Non solo: le banche sono state e continuano a essere costrette a forti rafforzamenti patrimoniali, ingenti accantonamenti, aumenti di liquidità, riduzioni dei rischi e della leva finanziaria, per non parlare delle enormi svalutazioni dei crediti e del passaggio di una marea di esposizioni a sofferenze o incagli. Operazioni non sempre giustificabili e con conseguenze spesso gravemente dannose, non soltanto per gli azionisti e gli obbligazionisti, ma anche per i clienti - imprese e famiglie - che si vedono negare presti e mutui, finanziamenti per gli investimenti. A volte, se la forma prevale sulla sostanza, la burocrazia sul buon senso, gli effetti possono essere deleteri e persino economicamente fatali.
La "deforestazione", comunque, viene attuata con diverse modalità, che vanno dalle fusioni alle incorporazioni, alle acquisizioni, alle aggregazioni.

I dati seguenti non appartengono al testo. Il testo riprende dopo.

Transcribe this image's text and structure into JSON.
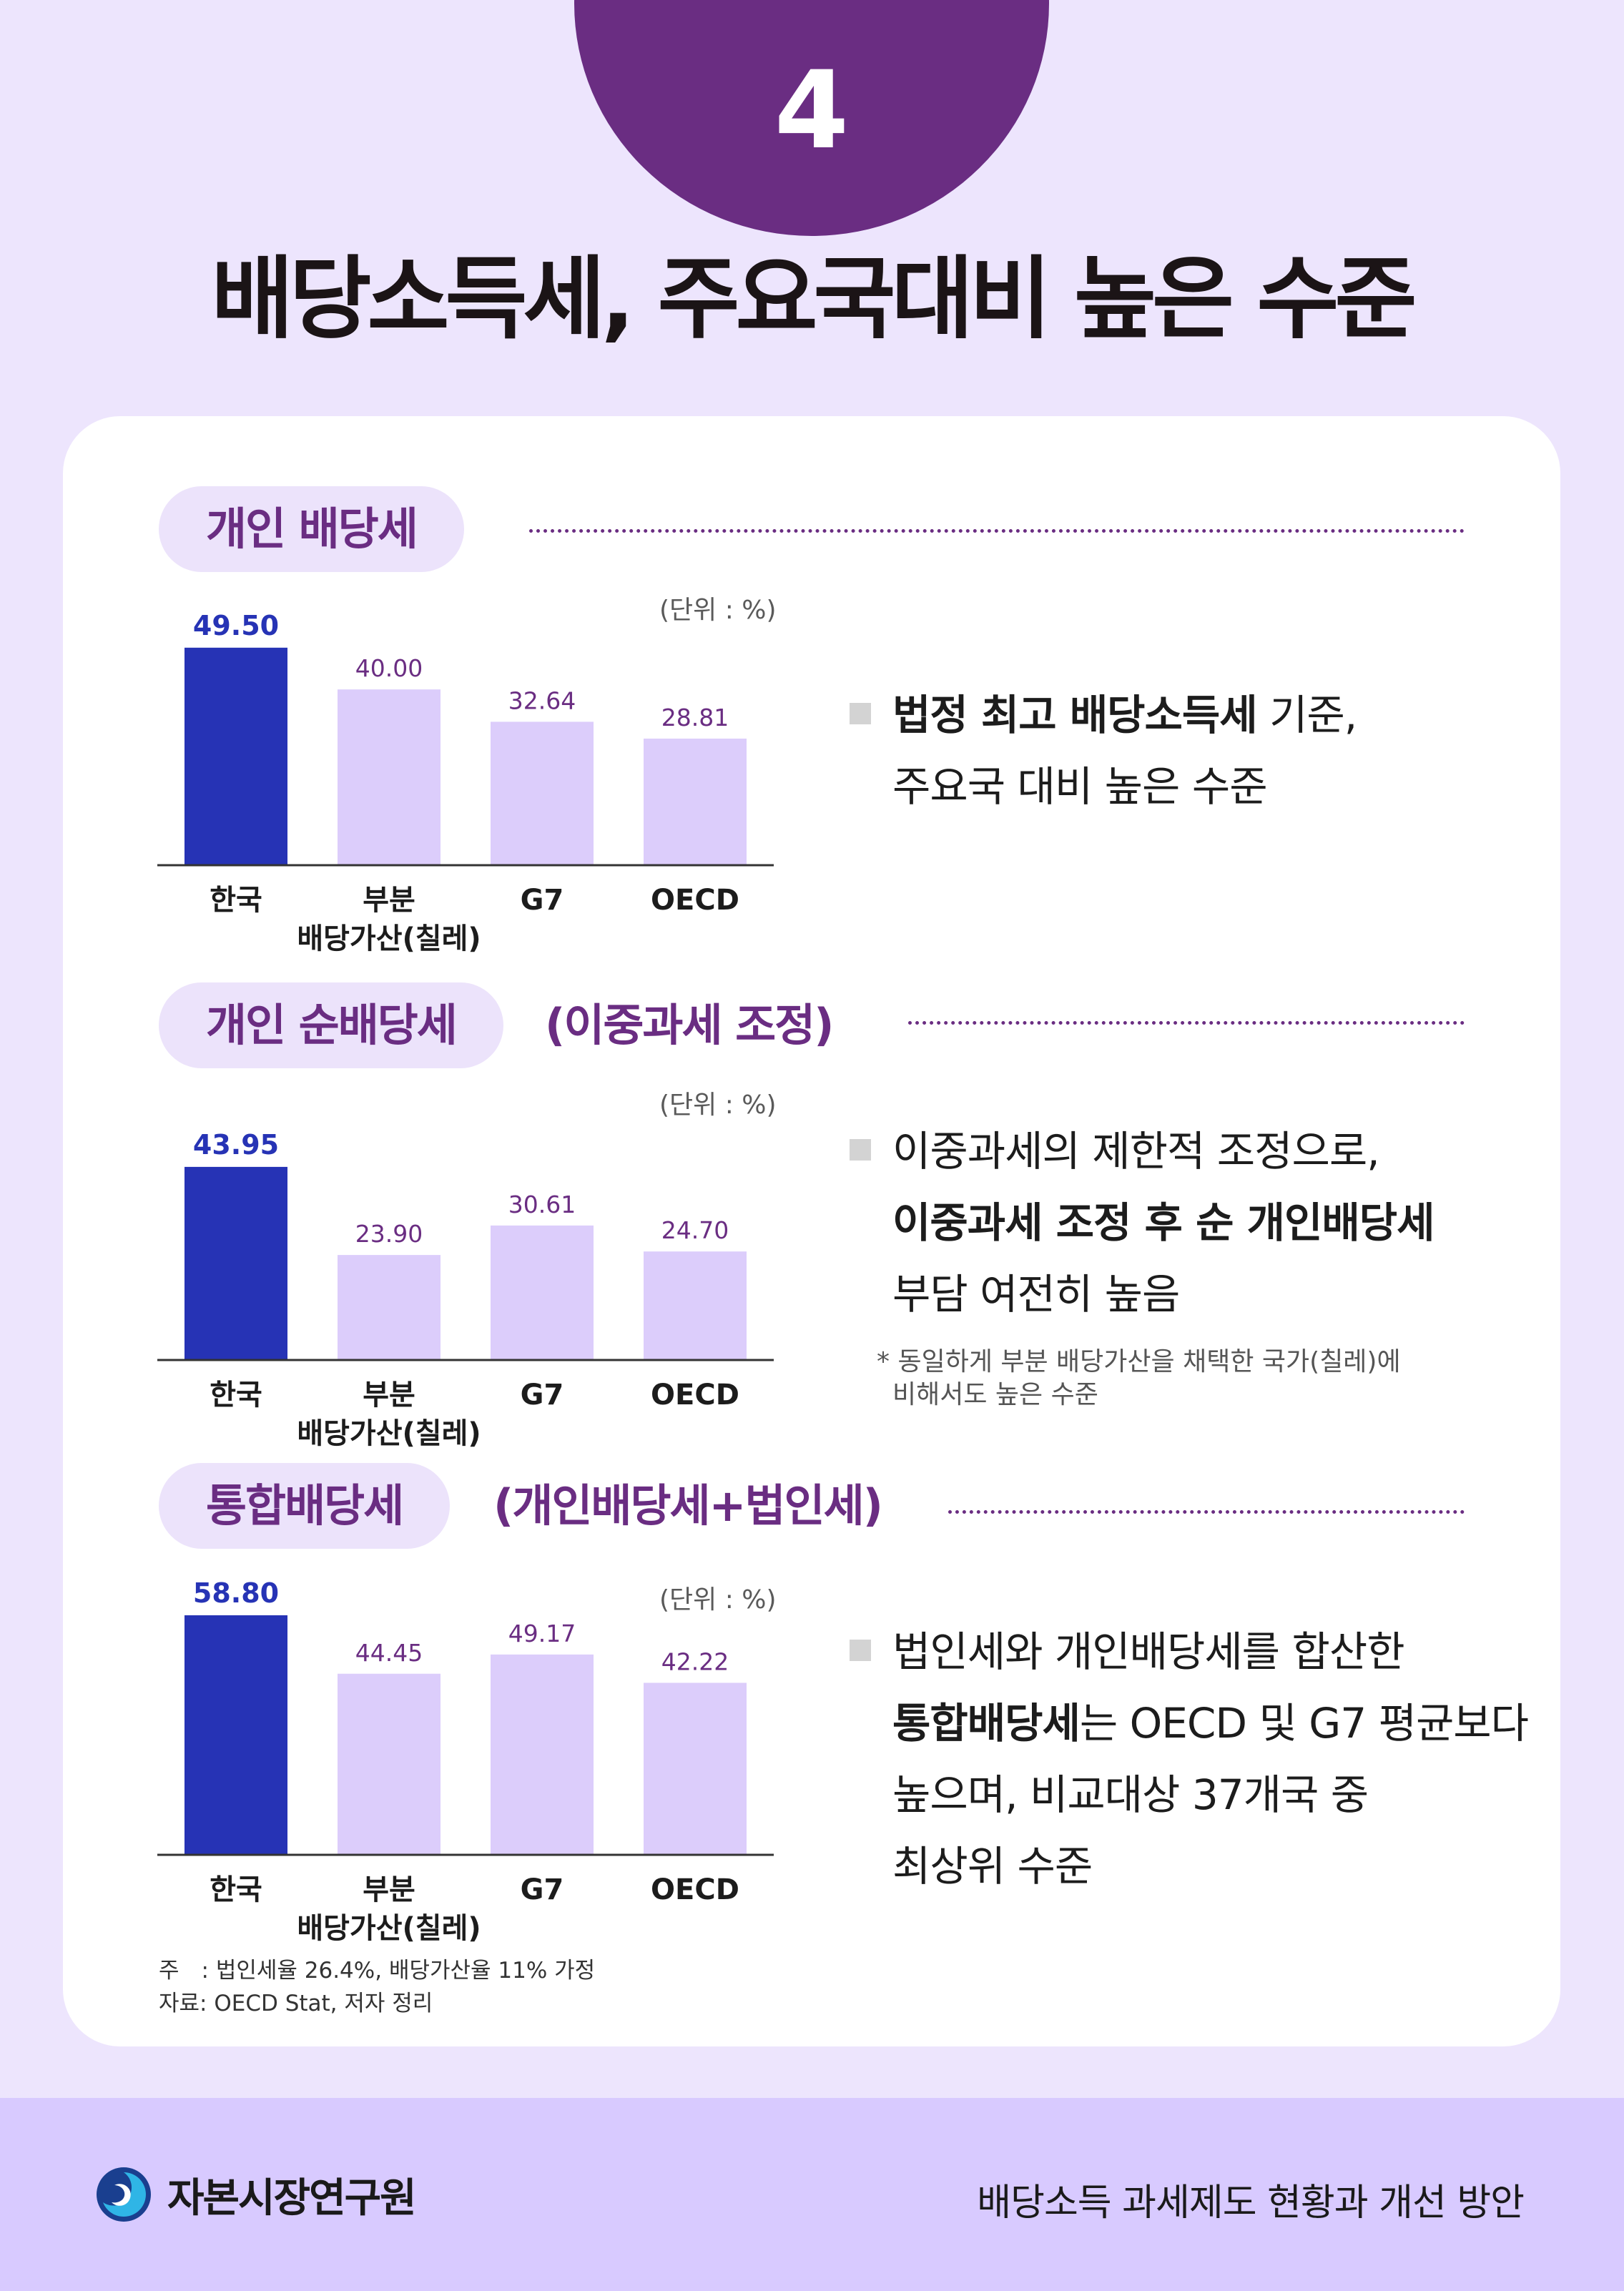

Magari, i marchi, quellistorici in particolare, per un po' vengono mantenuti; ma le autonomie spariscono e con esse tante società. Prevalentemente nel comparto delle Bcc, le banche di credito cooperativo (334 al 31 dicembre 2016, già 31 meno rispetto alla stessa data del 2015), oltre che in quello delle Casse di risparmio.
Certo, la ristrutturazione del sistema bancario italiano è ineludibile, come è avvenuto altrove e in molti altri settori diversi dal creditizio; però, questo fenomeno è provocato anche dall'inadeguatezza e dall'incapacità di non pochi amministratori e manager, alcuni dei quali accusati di reati gravi. In ogni caso, sarebbe un errore credere che il futuro del settore sia soltanto dei colossi e delle banche grandi. Nell'industria bancaria, come in altri campi, non sono le economie ad assicurare redditività, competitività e sviluppo.
Tornado ai numeri, alla fine del 2016, nel  Nord Ovest avevano sede 34 banche, dotate di 3.281 sportelli, 107 meno che  a fine 2015. In particolare, il Piemonte aveva 29 banche -18 spa e 9 Bcc - e 2.364 sportelli (2.451 a fine 2015), la Liguria 4 banche e 822 sportelli (841 un anno prima), La Valle d'Aosta una banca (Bcc) e 95 sportelli, avendo registrato una sola chiusura nei 12 mesi precedenti.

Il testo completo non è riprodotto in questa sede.